It's not breaking any new ground, but it IS reviving a type of racer that is all but dead in the industry. And it's not like that type of racer died because it was shit or something. These were amongst the best type of racers that ever came out, the pure skill-based no-frill arcade/simcade racers. The question I have is if it's actually good at accomplishing the goals within this barely alive subcategory of racers. For my money, it absolutely does. But, crucially, you don't have to think it does, because it's a legitimate opinion to think it's not that great. It's perfectly appropriate to believe it failed at its goals, which are strictly defined and therefore easy to criticize if there are legitimate issues.
What is not OK is to bring in all sorts of random bullshit, talking about how racers should be, because as a reviewer you're incapable of remembering games that released longer than a month ago, because you have expectations you're inappropriately foisting on a game that has completely different goals, or because you have some daft ideas about open world or upgrades somehow being equivalent of "next gen" or "quality."
Each approach has strengths and weaknesses, and each approach can be done well or poorly.

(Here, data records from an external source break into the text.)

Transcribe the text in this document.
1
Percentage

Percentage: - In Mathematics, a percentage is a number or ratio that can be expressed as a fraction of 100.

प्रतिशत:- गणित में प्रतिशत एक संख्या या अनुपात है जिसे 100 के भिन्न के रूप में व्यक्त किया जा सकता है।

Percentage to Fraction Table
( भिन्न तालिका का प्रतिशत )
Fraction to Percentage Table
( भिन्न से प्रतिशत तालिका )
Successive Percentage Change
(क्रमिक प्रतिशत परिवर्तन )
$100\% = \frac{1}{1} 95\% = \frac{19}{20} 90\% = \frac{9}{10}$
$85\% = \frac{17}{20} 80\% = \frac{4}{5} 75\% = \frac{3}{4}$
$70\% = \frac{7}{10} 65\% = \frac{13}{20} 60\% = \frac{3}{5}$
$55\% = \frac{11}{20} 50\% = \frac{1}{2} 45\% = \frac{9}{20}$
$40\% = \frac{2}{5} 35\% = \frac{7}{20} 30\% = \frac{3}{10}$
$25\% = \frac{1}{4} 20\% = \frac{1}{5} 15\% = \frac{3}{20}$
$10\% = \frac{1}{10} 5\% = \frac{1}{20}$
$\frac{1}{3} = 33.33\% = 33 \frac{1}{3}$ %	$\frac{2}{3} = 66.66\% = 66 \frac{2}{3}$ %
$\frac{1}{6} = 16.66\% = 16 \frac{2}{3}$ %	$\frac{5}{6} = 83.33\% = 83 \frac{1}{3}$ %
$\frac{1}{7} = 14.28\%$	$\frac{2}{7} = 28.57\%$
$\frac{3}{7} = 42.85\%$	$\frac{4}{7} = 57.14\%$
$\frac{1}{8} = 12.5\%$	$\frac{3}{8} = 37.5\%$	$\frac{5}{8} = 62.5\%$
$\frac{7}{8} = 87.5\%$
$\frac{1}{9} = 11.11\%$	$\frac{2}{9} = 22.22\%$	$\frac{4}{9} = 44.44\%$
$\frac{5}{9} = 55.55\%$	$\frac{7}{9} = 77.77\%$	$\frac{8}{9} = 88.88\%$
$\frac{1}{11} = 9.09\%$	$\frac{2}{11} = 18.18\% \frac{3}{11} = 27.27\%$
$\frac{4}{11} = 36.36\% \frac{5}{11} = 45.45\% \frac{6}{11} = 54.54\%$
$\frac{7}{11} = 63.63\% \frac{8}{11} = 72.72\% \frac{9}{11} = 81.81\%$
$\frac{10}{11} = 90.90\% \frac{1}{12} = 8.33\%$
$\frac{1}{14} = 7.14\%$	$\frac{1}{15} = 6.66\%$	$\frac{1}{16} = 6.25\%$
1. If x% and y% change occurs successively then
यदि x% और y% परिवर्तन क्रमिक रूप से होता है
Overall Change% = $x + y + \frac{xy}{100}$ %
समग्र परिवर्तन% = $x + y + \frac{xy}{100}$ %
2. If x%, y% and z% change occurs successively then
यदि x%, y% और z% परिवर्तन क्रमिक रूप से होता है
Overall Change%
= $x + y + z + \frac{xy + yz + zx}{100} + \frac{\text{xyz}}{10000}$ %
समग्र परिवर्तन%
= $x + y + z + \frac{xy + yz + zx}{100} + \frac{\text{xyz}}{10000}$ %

DID DriveClub handle its specific approach to racing poorly? If so, how? When you come from that perspective, criticism can begin to be on the right foot. It does me absolutely no good to read about how much you wish it was open world, because if I wanted a fucking open world racer, I'd play a fucking open world racer. I love Forza Horizon 2, it just came out. Play that shit. This is a different type of racer with different goals. Does it accomplish them well? That is what I want to read.
I am king of negativity. I love hearing people criticize shit, because it means they're wielding a highly effective tool as a consumer. But this shit we've had in like a zillion reviews/previews/articles at this point? It has got to stop. It's embarrassing.